Im Reich Karls V. ging die Sonne niemals unter. Dennoch – oder deshalb – scheiterte der Kaiser.

Als König von Spanien, Herzog von Burgund, Erzherzog von Österreich (bis 1522) und Kaiser des Heiligen Römischen Reichs (1519-1556) gebot der Habsburgerherrscher Karl V. über ein weltumspannendes Imperium, in dem die Sonne nie unterging. Es nach seinem Willen zu formen, war diesem Global Player jedoch nicht vergönnt. So lautet die Quintessenz dieses Buchs. Karl Schilling, emeritierter Professor für Europäische Geschichte der frühen Neuzeit an der Humboldt-Universität zu Berlin, beschreibt Karl darin als eine heroische und zugleich tragische Herrschergestalt, die »vor den Fliehkräften der Zeit kapitulieren musste«.

Stärker als bislang in der Forschung praktiziert, versucht Schilling darin, Karls Handeln aus dessen Persönlichkeit heraus zu ergründen. Der Autor schildert den Kaiser als verschlossenen, tief im katholischen Glauben verwurzelten und von hohen christlichen Moralvorstellungen geleiteten Monarchen. Seine kirchentreue Lebensführung als Ehemann, die ritterliche Behandlung seiner Gegner (freies Geleit Luthers nach dem Reichstag von Worms 1521) und das Verbot, Indigene in den amerikanischen Kolonien zu versklaven, seien Ausdruck dieser wertebasierten Haltung gewesen, so Schilling.

Viele Probleme auf einmal

Gleichzeitig skizziert der Autor die Zeitumstände, die Leben und Wirken des Habsburgers maßgeblich prägten. Karls Sozialisation im kulturell reichen Burgund am Hof seiner Tante Margarete von Österreich wird ebenso tiefgründig ausgeleuchtet wie die Auswirkungen bahnbrechender Erfindungen (Buchdruck), theologischer Umwälzungen (Reformation) und außereuropäischer Entdeckungen. So war Karl V. mit vielen Problemen auf einmal konfrontiert. Dazu gehörten die aufreibenden politischen Auseinandersetzungen im Reich und in den iberischen Königreichen Kastilien und Aragon, der wieder aufgeflammte Konflikt mit dem Papst um eine weltliche beziehungsweise geistliche Zentralgewalt, die Bedrohung der Christenheit durch die immer weiter expandierenden Osmanen, der Dauerkonflikt mit Frankreich um die europäische Vorherrschaft und die konfessionelle Auseinandersetzung mit der Reformation.
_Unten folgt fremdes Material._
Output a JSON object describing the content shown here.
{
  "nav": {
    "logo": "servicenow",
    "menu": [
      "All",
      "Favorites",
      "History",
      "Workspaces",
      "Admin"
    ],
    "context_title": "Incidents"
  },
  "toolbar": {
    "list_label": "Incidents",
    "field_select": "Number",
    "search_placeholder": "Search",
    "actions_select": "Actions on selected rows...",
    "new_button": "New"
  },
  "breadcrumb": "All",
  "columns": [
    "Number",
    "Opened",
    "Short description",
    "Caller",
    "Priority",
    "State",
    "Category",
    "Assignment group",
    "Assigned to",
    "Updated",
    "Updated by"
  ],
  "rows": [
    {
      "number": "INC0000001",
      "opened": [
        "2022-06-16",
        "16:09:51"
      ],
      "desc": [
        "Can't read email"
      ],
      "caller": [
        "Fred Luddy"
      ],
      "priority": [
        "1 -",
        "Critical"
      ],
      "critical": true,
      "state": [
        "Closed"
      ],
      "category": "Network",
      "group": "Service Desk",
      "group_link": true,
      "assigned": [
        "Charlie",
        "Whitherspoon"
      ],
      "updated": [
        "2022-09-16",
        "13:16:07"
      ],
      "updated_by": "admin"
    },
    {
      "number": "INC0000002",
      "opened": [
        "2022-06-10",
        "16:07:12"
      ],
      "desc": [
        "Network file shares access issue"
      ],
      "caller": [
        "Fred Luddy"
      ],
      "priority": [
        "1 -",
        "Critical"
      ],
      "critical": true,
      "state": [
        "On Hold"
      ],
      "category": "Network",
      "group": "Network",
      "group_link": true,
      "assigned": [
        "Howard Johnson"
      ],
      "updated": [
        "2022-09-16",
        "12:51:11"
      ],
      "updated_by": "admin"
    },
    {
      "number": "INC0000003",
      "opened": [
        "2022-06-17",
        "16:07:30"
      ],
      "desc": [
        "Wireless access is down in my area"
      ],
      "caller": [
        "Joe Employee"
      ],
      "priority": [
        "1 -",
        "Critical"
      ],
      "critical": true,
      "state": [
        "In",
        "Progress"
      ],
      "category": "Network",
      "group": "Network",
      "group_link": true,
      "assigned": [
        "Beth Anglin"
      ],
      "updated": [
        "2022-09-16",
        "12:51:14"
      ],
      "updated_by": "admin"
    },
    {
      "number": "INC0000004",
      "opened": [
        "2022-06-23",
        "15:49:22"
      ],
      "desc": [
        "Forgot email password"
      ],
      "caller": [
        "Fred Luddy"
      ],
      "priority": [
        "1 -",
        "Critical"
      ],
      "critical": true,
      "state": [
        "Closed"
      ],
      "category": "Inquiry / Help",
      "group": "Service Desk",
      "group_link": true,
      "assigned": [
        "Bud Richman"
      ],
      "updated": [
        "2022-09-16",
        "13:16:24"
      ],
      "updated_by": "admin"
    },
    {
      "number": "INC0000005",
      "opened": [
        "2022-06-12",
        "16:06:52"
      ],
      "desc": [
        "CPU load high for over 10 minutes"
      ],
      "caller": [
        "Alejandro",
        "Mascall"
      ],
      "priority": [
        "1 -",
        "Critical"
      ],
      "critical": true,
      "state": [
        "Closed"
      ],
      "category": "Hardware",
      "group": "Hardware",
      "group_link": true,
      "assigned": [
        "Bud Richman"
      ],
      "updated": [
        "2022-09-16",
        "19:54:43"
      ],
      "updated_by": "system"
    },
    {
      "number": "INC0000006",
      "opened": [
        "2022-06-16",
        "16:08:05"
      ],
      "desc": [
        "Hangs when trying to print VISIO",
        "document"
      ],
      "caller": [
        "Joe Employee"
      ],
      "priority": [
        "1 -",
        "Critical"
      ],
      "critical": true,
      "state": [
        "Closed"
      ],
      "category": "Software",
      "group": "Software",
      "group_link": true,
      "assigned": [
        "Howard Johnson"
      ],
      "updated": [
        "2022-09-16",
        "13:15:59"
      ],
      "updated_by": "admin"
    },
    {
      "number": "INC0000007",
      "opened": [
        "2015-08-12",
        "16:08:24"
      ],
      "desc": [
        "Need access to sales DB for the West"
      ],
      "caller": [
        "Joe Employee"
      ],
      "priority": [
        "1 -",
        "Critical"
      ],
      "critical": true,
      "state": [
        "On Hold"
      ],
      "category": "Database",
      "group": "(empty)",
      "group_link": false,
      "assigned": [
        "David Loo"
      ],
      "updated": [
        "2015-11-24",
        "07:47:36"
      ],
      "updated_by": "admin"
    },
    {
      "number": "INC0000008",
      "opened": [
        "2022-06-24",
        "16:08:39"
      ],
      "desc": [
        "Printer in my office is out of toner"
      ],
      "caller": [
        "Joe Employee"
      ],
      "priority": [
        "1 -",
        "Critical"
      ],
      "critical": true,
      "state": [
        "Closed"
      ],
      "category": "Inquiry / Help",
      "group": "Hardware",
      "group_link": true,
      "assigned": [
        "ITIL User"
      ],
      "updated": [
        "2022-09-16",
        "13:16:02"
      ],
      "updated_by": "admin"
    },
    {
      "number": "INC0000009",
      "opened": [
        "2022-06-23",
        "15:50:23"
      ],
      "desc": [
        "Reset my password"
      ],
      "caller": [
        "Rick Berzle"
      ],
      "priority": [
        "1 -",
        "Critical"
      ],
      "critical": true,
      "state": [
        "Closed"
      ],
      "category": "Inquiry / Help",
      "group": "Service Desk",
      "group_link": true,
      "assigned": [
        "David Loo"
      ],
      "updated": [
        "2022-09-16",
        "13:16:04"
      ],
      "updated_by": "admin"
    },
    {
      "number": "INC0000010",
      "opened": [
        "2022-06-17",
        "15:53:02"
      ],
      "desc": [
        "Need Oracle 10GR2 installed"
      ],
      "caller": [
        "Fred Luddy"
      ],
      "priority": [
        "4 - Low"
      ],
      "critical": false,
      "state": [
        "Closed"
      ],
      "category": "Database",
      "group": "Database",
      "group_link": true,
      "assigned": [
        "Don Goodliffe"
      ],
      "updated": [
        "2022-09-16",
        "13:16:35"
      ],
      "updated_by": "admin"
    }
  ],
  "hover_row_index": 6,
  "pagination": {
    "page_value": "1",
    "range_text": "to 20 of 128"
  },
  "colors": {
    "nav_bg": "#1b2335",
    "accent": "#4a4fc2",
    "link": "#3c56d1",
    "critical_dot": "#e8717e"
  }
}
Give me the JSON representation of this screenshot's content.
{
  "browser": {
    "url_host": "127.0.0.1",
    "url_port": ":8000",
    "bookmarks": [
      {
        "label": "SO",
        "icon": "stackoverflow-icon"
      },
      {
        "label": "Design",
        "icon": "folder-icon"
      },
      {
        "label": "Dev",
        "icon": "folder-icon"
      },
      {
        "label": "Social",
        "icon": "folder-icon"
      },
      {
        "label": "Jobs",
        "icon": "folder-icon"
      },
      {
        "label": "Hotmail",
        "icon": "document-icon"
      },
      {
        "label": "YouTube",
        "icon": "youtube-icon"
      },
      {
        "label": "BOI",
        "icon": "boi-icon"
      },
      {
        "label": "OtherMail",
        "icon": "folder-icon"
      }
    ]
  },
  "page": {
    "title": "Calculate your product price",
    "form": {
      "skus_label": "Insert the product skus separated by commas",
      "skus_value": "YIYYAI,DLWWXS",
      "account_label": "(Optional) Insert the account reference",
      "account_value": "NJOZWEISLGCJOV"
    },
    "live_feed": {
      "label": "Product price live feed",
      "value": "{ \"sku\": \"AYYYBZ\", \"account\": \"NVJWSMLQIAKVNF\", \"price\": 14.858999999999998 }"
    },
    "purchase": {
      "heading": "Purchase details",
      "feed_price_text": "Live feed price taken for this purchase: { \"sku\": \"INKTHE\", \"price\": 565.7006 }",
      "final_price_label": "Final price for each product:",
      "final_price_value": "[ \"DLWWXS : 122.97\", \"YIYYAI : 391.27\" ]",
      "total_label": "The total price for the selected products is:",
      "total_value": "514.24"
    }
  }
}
Verschärft wurden all diese Konflikte durch Karls ideologisch-politische Herrschaftskonzeption der »monarchia universalis«, die sich mit der Vorstellung eines Abendlands katholischer Prägung verband, das unter Karls Führung stehen sollte. Schilling legt überzeugend dar, dass dieser Anspruch den politischen Ordnungsvorstellungen der Zeit widersprach. Weder die übrigen gekrönten Häupter Europas noch die ständischen Partikulargewalten im Heiligen Römischen Reich seien gewillt gewesen, sich einem Universalherrscher bedingungslos unterzuordnen. Statt sein Reich zu befrieden, so Schilling, versetzte Karl es am Ende in Aufruhr, indem er durch unbedingten Absolutheitsanspruch dazu beitrug, dass sich die ständische und konfessionelle Opposition im Reich solidarisierten und die Interessen äußerer Gegner konvergierten (etwa in Form der »unheiligen Allianz« zwischen Franz I. und Süleyman). Hinzu kam, dass dem Kaiser eine kohärente Strategie fehlte; dass er gleich an mehreren Fronten parallel kämpfen musste; und dass die Bruchlinien zwischen den verschiedenen Teilen der habsburgischen Besitzungen, die mangels eines einheitlichen Machtapparats zu Tage traten, zu einer Überdehnung der Kräfte führten.

Schilling hat eine erfrischend lebendige, tiefgründige und lesenswerte Darstellung über Karl V. vorgelegt. Demnach lag die Tragik des Kaisers darin, dass »zwischen prätendierter Macht und erbrachter Herrscherleistung« eine große Lücke klaffte. Als Wahrer der christlichen Einheit und des Friedens angetreten, musste Karl schließlich einsehen, dass er mit seinem Konzept einer Universalmonarchie und einer modernisierten, aber geeinten Kirche gescheitert war. Und zwar sowohl gegenüber den Reichsfürsten, die sich keinen Zentralstaat aufzwingen lassen wollten; als auch gegenüber der Reformation, die die Einheit der Kirche zerstörte; sowie gegenüber Frankreich, das auch weiterhin gegen Karls Universalanspruch aufbegehrte; und nicht zuletzt gegenüber den Osmanen, deren Expansionsdrang sich nicht eindämmen ließ.